Chapter 1 - Introduction
  1. Writing correct concurrent programs is very hard.
  2. Threads are the easiest way to effectively use multi-processor systems, which are now ubiquitous.
  3. When writing multi-threaded programs, we must pay attention to the following:
    1. Safety - Nothing  bad ever happens, i.e. program correctness is guaranteed irrespective of interleaved execution.
    2. Liveness - Something good eventually happens.  For eg: no deadlock.
    3. Performance - Something good happens fast enough.
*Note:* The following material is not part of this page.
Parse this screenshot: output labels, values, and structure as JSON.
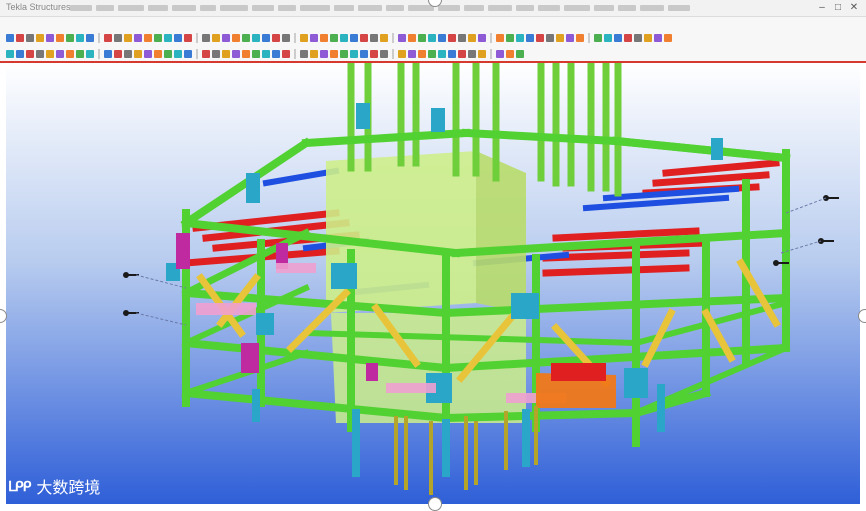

For eg: no excessive context switches.
  4. Many Java frameworks (GUI toolkits, RMI, Timers, etc) internally use threads.  So your code must be thread-safe even if you do not explicitly use threads.

Chapter 2 - Thread Safety

  1. Writing concurrent programs is all about correctly managing access to shared, mutable state.  Threads are just one kind of mechanism.
    1. An object's state = any data that can affect its externally visible behavior.  
    2. An object's mutable state needs to be protected from uncontrolled concurrent access from multiple threads.
  2. A class is thread-safe if it continues to behave correctly when accessed from multiple threads, with no additional synchronization or coordination required of the calling code.  In the absence of formal specifications (i.e., invariants constraining an object's fields, postconditions defining the effect of operations on the object etc), we assume that the single-threaded behavior of a class is its correct behavior (after verification, of course!).
    1. It is much easier to design a class to be thread-safe than to retrofit thread-safety into it later.
    2. It is easier to make a class thread-safe if its state is private.  In other words, follow good OO practices.
    3. Thread-safe classes encapsulate any needed synchronization so that calling code need not provide their own.
  3. Stateless objects are always thread-safe.
  4. The most common race condition is associated with check-then-act sequences.  Lazy initialization of expensive objects is a common place where check-then-act is used.
  5. Race condition != data race.  Data race happens when a thread writes a variable without synchronization and another thread tries to read it - the reading thread may see partial or completely incorrect data.
  6. If all you need is a thread-safe counter, just use java.util.concurrent.atomic.AtomicLong.  If multiple pieces of state are involved, this is not sufficient - further synchronization is necessary.
  7. synchronized block - Java's built-in locking mechanism for enforcing atomicity
    1. synchronized block is associated with an object that serves as the lock, and a block of code to be guarded.  
    2. Every java object can act as a lock for a synchronized block.  These built-in locks are called intrinsic or monitor locks.
    3. Intrinsic locks are mutexes; i.e., only one thread can own it at a time.
    4. Intrinsic locks are reentrant - a thread can immediately acquire a lock that it is currently holding.
  8. Each mutable variable that is read/written from multiple threads must be guarded by synchronization with the SAME lock object EVERY TIME it is read/written.
    1. Use @GuardedBy("lockobject") annotation on each mutable shared variable to document the locking strategy.
  9. For every invariant that involves more than one variable, all the variables involved in the invariant must be guarded by the same lock.